GMX suffered a hacker attack, with losses exceeding $40 million. The attacker exploited a reentrancy vulnerability and opened a short position with leverage enabled in the contract to carry out the attack.
The root of the problem lies in the incorrect use of the executeDecreaseOrder function. The first parameter should have been an external account (EOA), but the attacker passed in a smart contract address. This allowed the attacker to re-enter the system during the redemption process, manipulate the internal state, and ultimately redeem assets far beyond the actual value of their held GLP.

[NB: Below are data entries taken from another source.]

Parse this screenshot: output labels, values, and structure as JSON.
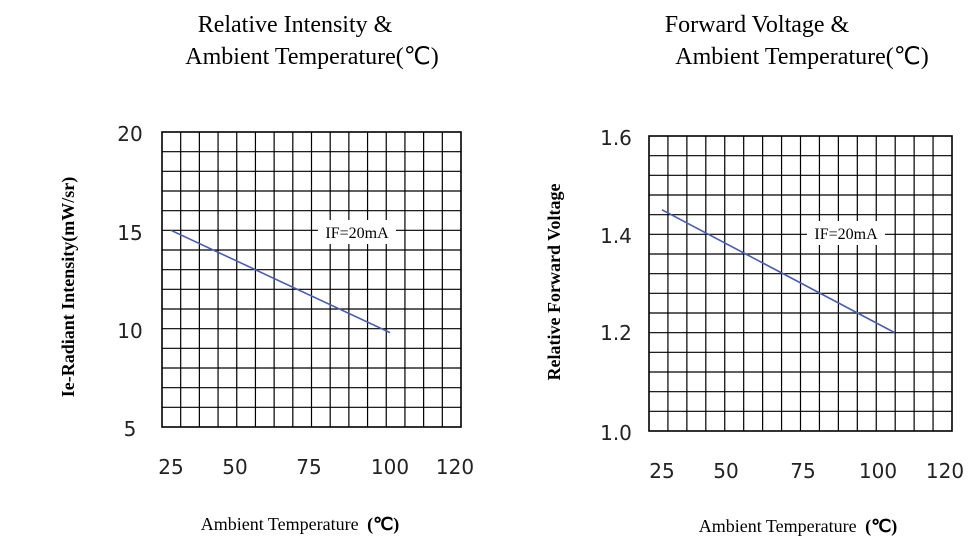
{
  "chart_data": [
    {
      "type": "line",
      "title_lines": [
        "Relative Intensity &",
        "Ambient Temperature(℃)"
      ],
      "xlabel": "Ambient Temperature",
      "xlabel_unit": "(℃)",
      "ylabel": "Ie-Radiant Intensity(mW/sr)",
      "x_ticks": [
        "25",
        "50",
        "75",
        "100",
        "120"
      ],
      "y_ticks": [
        "20",
        "15",
        "10",
        "5"
      ],
      "ylim": [
        5,
        20
      ],
      "grid": true,
      "annotation": "IF=20mA",
      "series": [
        {
          "x": [
            25,
            100
          ],
          "y": [
            15,
            9.8
          ]
        }
      ]
    },
    {
      "type": "line",
      "title_lines": [
        "Forward Voltage &",
        "Ambient Temperature(℃)"
      ],
      "xlabel": "Ambient Temperature",
      "xlabel_unit": "(℃)",
      "ylabel": "Relative Forward Voltage",
      "x_ticks": [
        "25",
        "50",
        "75",
        "100",
        "120"
      ],
      "y_ticks": [
        "1.6",
        "1.4",
        "1.2",
        "1.0"
      ],
      "ylim": [
        1.0,
        1.6
      ],
      "grid": true,
      "annotation": "IF=20mA",
      "series": [
        {
          "x": [
            25,
            105
          ],
          "y": [
            1.45,
            1.2
          ]
        }
      ]
    }
  ]
}
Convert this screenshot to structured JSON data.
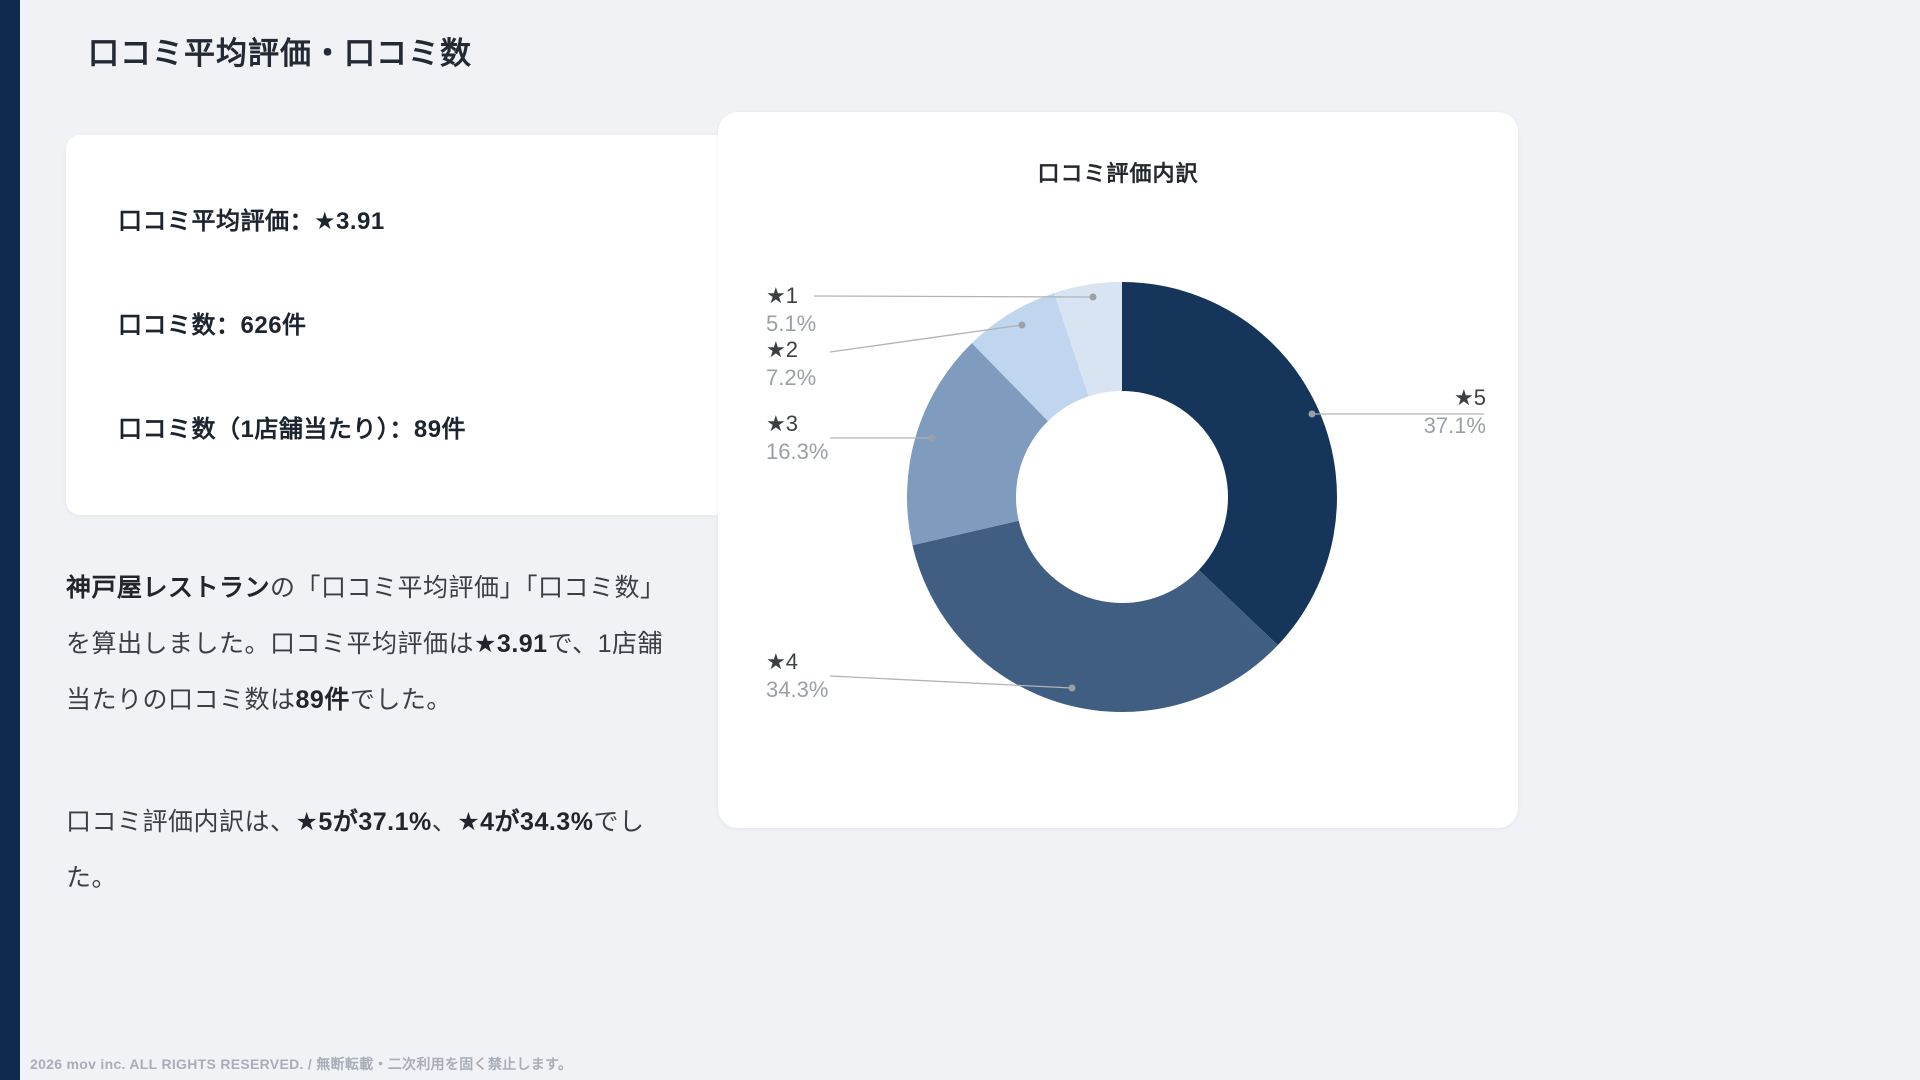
{
  "page": {
    "title": "口コミ平均評価・口コミ数",
    "footer": "2026 mov inc. ALL RIGHTS RESERVED. / 無断転載・二次利用を固く禁止します。"
  },
  "stats_card": {
    "lines": [
      "口コミ平均評価：★3.91",
      "口コミ数：626件",
      "口コミ数（1店舗当たり）：89件"
    ]
  },
  "paragraphs": [
    {
      "segments": [
        {
          "text": "神戸屋レストラン",
          "bold": true
        },
        {
          "text": "の「口コミ平均評価」「口コミ数」を算出しました。口コミ平均評価は",
          "bold": false
        },
        {
          "text": "★3.91",
          "bold": true
        },
        {
          "text": "で、1店舗当たりの口コミ数は",
          "bold": false
        },
        {
          "text": "89件",
          "bold": true
        },
        {
          "text": "でした。",
          "bold": false
        }
      ]
    },
    {
      "segments": [
        {
          "text": "口コミ評価内訳は、",
          "bold": false
        },
        {
          "text": "★5が37.1%",
          "bold": true
        },
        {
          "text": "、",
          "bold": false
        },
        {
          "text": "★4が34.3%",
          "bold": true
        },
        {
          "text": "でした。",
          "bold": false
        }
      ]
    }
  ],
  "chart_data": {
    "type": "pie",
    "subtype": "donut",
    "title": "口コミ評価内訳",
    "categories": [
      "★5",
      "★4",
      "★3",
      "★2",
      "★1"
    ],
    "values": [
      37.1,
      34.3,
      16.3,
      7.2,
      5.1
    ],
    "percent_labels": [
      "37.1%",
      "34.3%",
      "16.3%",
      "7.2%",
      "5.1%"
    ],
    "colors": [
      "#15365a",
      "#3f5e82",
      "#7f9bbe",
      "#c0d6ef",
      "#d9e4f2"
    ],
    "unit": "%",
    "start_angle_deg": 0,
    "direction": "clockwise",
    "legend_position": "none",
    "label_style": "leader-lines"
  }
}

Normal GLP Redemption Mechanism
In GMX, GLP is a liquidity provider token representing a share of vault assets (such as USDC, ETH, WBTC). When a user calls unstakeAndRedeemGlp, the system calculates the number of assets to be returned using the following formula:
redeem_amount = (user_GLP / total_GLP_supply) * AUM
Where AUM (Assets Under Management) is calculated as follows:
AUM = Total value of all token pools + Global short unrealized losses - Global short unrealized profits - Reserved amount - Preset deduction (aumDeduction)
This mechanism ensures that GLP holders receive a proportional share of the vault's actual assets.
Issues After Leverage Activation
When enableLeverage is turned on, users can open leveraged positions (long or short). Before redeeming GLP, the attacker opened a large WBTC short position.
Since opening a short position immediately increases the global short scale, the system defaults that the short is at a loss when the price has not changed, and this unrealized loss is counted as a "asset" of the vault, artificially raising the AUM. Although the vault did not actually gain additional value, the redemption calculation would be based on this inflated AUM, allowing the attacker to obtain assets far beyond what they should have received.
Attack Process
Attack Transaction
https://app.blocksec.com/explorer/tx/arbitrum/0x03182d3f0956a91c4e4c8f225bbc7975f9434fab042228c7acdc5ec9a32626ef?line=93
In Conclusion
This attack exposed serious flaws in GMX's leverage mechanism and reentrancy protection design. The core issue is the excessive trust in the asset redemption logic's AUM, without sufficient cautious security verification of its components (such as unrealized losses). Additionally, the key function lacks mandatory verification of the caller's identity (EOA vs contract). This event once again reminds developers that when dealing with financially sensitive operations, they must ensure that the system state cannot be manipulated, especially when introducing complex financial logic (such as leverage and derivatives), and must prevent systemic risks brought by reentrancy and state pollution.